Decision: Use Valkey (Redis-compatible) for caching layer.
Alternatives Considered:
- No caching (query DB directly)
- Memcached
- PostgreSQL native caching (pg_caching)
- Redis (original)
- KeyDB (Redis fork with multi-threading)
- DragonflyDB (modern, higher performance)
Reasons:
- Performance: In-memory caching is 10-100x faster than DB queries
- TTL Support: Built-in expiration for cache invalidation
- Industry Standard: Well-understood, well-documented patterns
- Already Available: Included in docker-compose stack (valkey service)
- Graceful Fallback: Cache module handles missing Redis (no errors, just slower)
- Open Source Governance: Redis moved to RSPLv2 license (SSPL) in 2024 - Valkey is fully open source (BSD)
- Future-Proof: Avoid potential vendor lock-in from Redis Ltd.

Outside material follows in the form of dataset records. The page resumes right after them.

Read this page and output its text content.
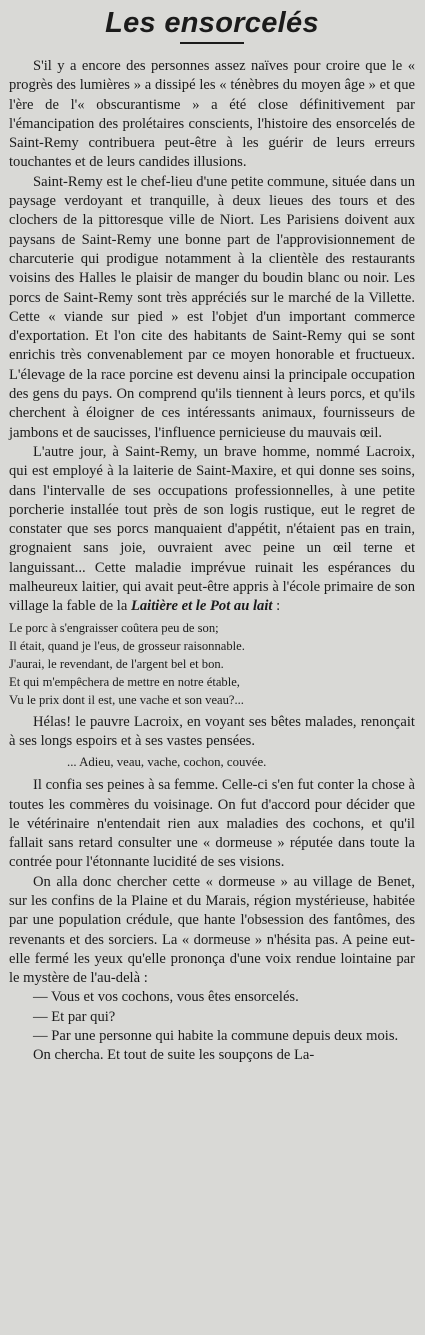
Les ensorcelés

S'il y a encore des personnes assez naïves pour croire que le « progrès des lumières » a dissipé les « ténèbres du moyen âge » et que l'ère de l'« obscurantisme » a été close définitivement par l'émancipation des prolétaires conscients, l'histoire des ensorcelés de Saint-Remy contribuera peut-être à les guérir de leurs erreurs touchantes et de leurs candides illusions.

Saint-Remy est le chef-lieu d'une petite commune, située dans un paysage verdoyant et tranquille, à deux lieues des tours et des clochers de la pittoresque ville de Niort. Les Parisiens doivent aux paysans de Saint-Remy une bonne part de l'approvisionnement de charcuterie qui prodigue notamment à la clientèle des restaurants voisins des Halles le plaisir de manger du boudin blanc ou noir. Les porcs de Saint-Remy sont très appréciés sur le marché de la Villette. Cette « viande sur pied » est l'objet d'un important commerce d'exportation. Et l'on cite des habitants de Saint-Remy qui se sont enrichis très convenablement par ce moyen honorable et fructueux. L'élevage de la race porcine est devenu ainsi la principale occupation des gens du pays. On comprend qu'ils tiennent à leurs porcs, et qu'ils cherchent à éloigner de ces intéressants animaux, fournisseurs de jambons et de saucisses, l'influence pernicieuse du mauvais œil.

L'autre jour, à Saint-Remy, un brave homme, nommé Lacroix, qui est employé à la laiterie de Saint-Maxire, et qui donne ses soins, dans l'intervalle de ses occupations professionnelles, à une petite porcherie installée tout près de son logis rustique, eut le regret de constater que ses porcs manquaient d'appétit, n'étaient pas en train, grognaient sans joie, ouvraient avec peine un œil terne et languissant... Cette maladie imprévue ruinait les espérances du malheureux laitier, qui avait peut-être appris à l'école primaire de son village la fable de la Laitière et le Pot au lait :

Le porc à s'engraisser coûtera peu de son;
Il était, quand je l'eus, de grosseur raisonnable.
J'aurai, le revendant, de l'argent bel et bon.
Et qui m'empêchera de mettre en notre étable,
Vu le prix dont il est, une vache et son veau?...

Hélas! le pauvre Lacroix, en voyant ses bêtes malades, renonçait à ses longs espoirs et à ses vastes pensées.

... Adieu, veau, vache, cochon, couvée.

Il confia ses peines à sa femme. Celle-ci s'en fut conter la chose à toutes les commères du voisinage. On fut d'accord pour décider que le vétérinaire n'entendait rien aux maladies des cochons, et qu'il fallait sans retard consulter une « dormeuse » réputée dans toute la contrée pour l'étonnante lucidité de ses visions.

On alla donc chercher cette « dormeuse » au village de Benet, sur les confins de la Plaine et du Marais, région mystérieuse, habitée par une population crédule, que hante l'obsession des fantômes, des revenants et des sorciers. La « dormeuse » n'hésita pas. A peine eut-elle fermé les yeux qu'elle prononça d'une voix rendue lointaine par le mystère de l'au-delà :

— Vous et vos cochons, vous êtes ensorcelés.

— Et par qui?

— Par une personne qui habite la commune depuis deux mois.

On chercha. Et tout de suite les soupçons de La-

- API Compatibility: 100% Redis-compatible - drop-in replacement
- Active Development: Backed by cloud providers, Linux Foundation
- No Code Changes: Existing Redis clients work without modification
- Lower Cloud Cost: No license fees - cheaper to run in cloud environments
Trade-offs:
- Additional infrastructure (need to maintain Valkey)
- Cache invalidation complexity
- Memory usage
- Smaller community than Redis (but growing)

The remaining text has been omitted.